Melihat hal itu Adam cepat-cepat membersihkan celananya dengan serbet. Sementara Emilia mengelap tumpahan air yang ada di lantai.
“Saya permisi ke toilet sebentar. Ingin membersihkan ini,” kata Adam seraya berdiri dari duduknya.
Emilia masih tetap mengelap lantai itu. Kemudian Adam yang hendak pergi ke toilet, dengan sengajanya menginjak tumpahan air di lantai hingga menimbulkan percikkan. Ia melangkah begitu saja tanpa sedikitpun memperhatikan Emilia yang berjongkok disana.
Deg. Dua kali Adam membuatnya sakit hati hari ini. Ia merasa sangat hina sekali. Apakah Adam sedang menunjukkan status sosial mereka yang berbeda? Emilia tersenyum sinis. Ia jadi yakin kalau wanita miskin sepertinya tidak pantas bersanding dengan pengusaha kaya seperti Adam.
“Nona, apa anda baik-baik saja?” tanya Ian yang ikut berjongkok di samping Emilia.
Emilia sudah selesai mengelap lantainya. Ia pun berdiri, begitu juga dengan Ian.
“Saya tidak apa-apa, Tuan. Ini sudah menjadi tugas saya. Permisi.”
“Baiklah. Silahkan, Nona.”
Ian merasa miris dengan apa yang dialami Emilia barusan. Ia tau Emilia pasti sakit hati atas perlakuan Adam. Tapi Ian salut padanya karena ia berusaha untuk tetap tegar.
Emilia segera ke dapur untuk meletakkan nampan dan lap yang ia bawa. Dadanya terasa sesak. Ia tak tahan menahan airmatanya lebih lama lagi untuk tidak jatuh. Ia butuh menyendiri saat ini.
Dengan langkah cepat ia berniat untuk pergi ke toilet. Ia ingin menenangkan dirinya sekarang. Tak disangka di depan toilet ia malah berpapasan dengan Adam yang baru saja keluar dari toilet pria.

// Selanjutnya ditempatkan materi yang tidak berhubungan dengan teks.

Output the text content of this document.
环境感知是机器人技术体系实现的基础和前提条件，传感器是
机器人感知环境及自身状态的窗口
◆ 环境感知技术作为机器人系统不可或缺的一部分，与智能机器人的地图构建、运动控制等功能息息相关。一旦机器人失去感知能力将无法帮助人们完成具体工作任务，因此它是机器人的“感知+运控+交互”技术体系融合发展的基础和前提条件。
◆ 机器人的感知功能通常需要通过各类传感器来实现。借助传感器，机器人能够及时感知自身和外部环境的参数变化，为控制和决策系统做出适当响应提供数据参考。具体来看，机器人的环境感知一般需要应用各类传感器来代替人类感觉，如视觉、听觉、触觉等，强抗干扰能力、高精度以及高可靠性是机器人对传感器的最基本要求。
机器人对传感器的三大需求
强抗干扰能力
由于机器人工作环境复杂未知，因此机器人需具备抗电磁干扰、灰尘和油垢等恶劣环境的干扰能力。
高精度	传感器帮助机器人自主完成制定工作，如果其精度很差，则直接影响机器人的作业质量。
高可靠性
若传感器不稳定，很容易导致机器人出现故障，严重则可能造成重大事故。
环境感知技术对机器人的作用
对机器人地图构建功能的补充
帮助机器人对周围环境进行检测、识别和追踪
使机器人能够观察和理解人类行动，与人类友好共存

Emilia dan Adam sama-sama menghentikan langkah mereka. Mereka saling berhadapan dalam jarak yang tak begitu dekat. Kedua pasang mata itu saling bertatapan. Emilia sudah tak bisa lagi mengontrol kesedihannya. Airmatanya menetes begitu saja. Tapi seakan sadar bahwa hal itu dapat membuatnya lemah, Emilia langsung menyeka airmatanya.
“Permisi, Tuan,” ucap Emilia lalu pergi melewati Adam begitu saja.
Dari lubuk hati yang paling dalam, Adam sungguh tak tega melihat Emilia sampai meneteskan airmatanya. Rasanya ia ingin sekali menyeka airmata itu dengan kedua tangannya dan mendekap Emilia erat-erat. Tapi di saat yang sama ia juga teringat akan pengkhianatan yang Emelda lakukan kepadanya. Itu membuat pikirannya bingung dan hatinya kacau. Adam mengepalkan tangannya dan menghela nafas dalam-dalam untuk menenangkan pikirannya.
Aku terpaksa melakukan ini, Emilia. Kita tak bisa bersama lagi. Apa yang aku lakukan, hanyalah demi kebaikan kita. Aku harap kau segera melupakanku.